Setelah resmi menjadi seorang mualaf, hari-harinya ia isi dengan belajar shalat wajib lima waktu. Semua itu, ia pelajari secara autodidak, baik melalui bukubuku agama maupun melihat secara langsung gerakan orang shalat. "Saya awalnya belajar shalat dari buku. Lalu, saya catat. Suatu hari, ketika ikut shalat berjamaah, catatan saya bawa. Sambil mengikuti shalat berjamaah, saya memerhatikan catatan tersebut. Akibatnya, jamaah di samping saya bingung dengan tindakan saya," ujar Sugen mengingat memori masa lalunya belajar Islam.
Awalnya, Sugen adalah pemeluk Hindu. Ayahnya adalah warga Indonesia keturunan India, sementara sang ibu keturunan Arab. Meski kedua orang tuanya menikah secara Islam, namun menurutnya, dalam keseharian mereka tidak pernah menjalankan kewajiban sebagai seorang Muslim. Bahkan, dalam perjalanannya, ibunya memilih untuk menjadi pemeluk Hindu. Keyakinan yang dianut sang ibu ini pun diikuti oleh Sugen dan ketiga orang adiknya.

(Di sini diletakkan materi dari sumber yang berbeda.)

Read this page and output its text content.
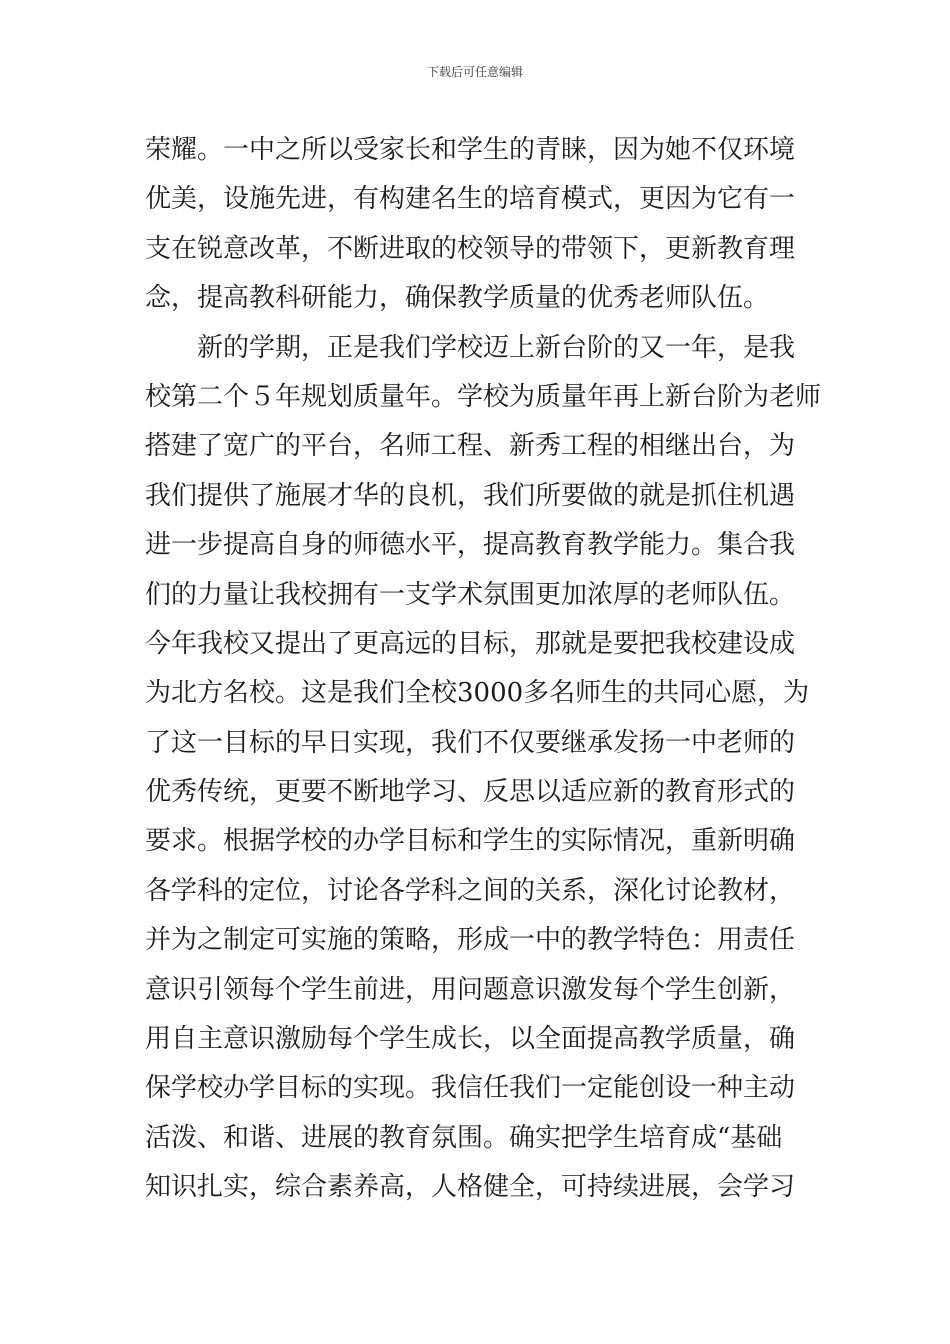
下载后可任意编辑
荣耀。一中之所以受家长和学生的青睐，因为她不仅环境
优美，设施先进，有构建名生的培育模式，更因为它有一
支在锐意改革，不断进取的校领导的带领下，更新教育理
念，提高教科研能力，确保教学质量的优秀老师队伍。
新的学期，正是我们学校迈上新台阶的又一年，是我
校第二个５年规划质量年。学校为质量年再上新台阶为老师
搭建了宽广的平台，名师工程、新秀工程的相继出台，为
我们提供了施展才华的良机，我们所要做的就是抓住机遇
进一步提高自身的师德水平，提高教育教学能力。集合我
们的力量让我校拥有一支学术氛围更加浓厚的老师队伍。
今年我校又提出了更高远的目标，那就是要把我校建设成
为北方名校。这是我们全校3000多名师生的共同心愿，为
了这一目标的早日实现，我们不仅要继承发扬一中老师的
优秀传统，更要不断地学习、反思以适应新的教育形式的
要求。根据学校的办学目标和学生的实际情况，重新明确
各学科的定位，讨论各学科之间的关系，深化讨论教材，
并为之制定可实施的策略，形成一中的教学特色：用责任
意识引领每个学生前进，用问题意识激发每个学生创新，
用自主意识激励每个学生成长，以全面提高教学质量，确
保学校办学目标的实现。我信任我们一定能创设一种主动
活泼、和谐、进展的教育氛围。确实把学生培育成“基础
知识扎实，综合素养高，人格健全，可持续进展，会学习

Ketika mengenyam pendidikan di bangku kuliah, ia sempat berpindah keyakinan ke agama Katolik. Hal ini dikarenakan ia mempunyai seorang pacar beragama Katolik. "Saya sempat dibaptis dan mendapat nama baptis Franciscus Xaverius," ujarnya.
Namun, karena hubungannya tak direstui sang Ibu, Sugen kembali ke Hindu dan memutuskan hubungan dengan sang pacar. Oleh orang tuanya, Sugen dijodohkan dengan gadis keturunan India yang juga merupakan pemeluk Hindu.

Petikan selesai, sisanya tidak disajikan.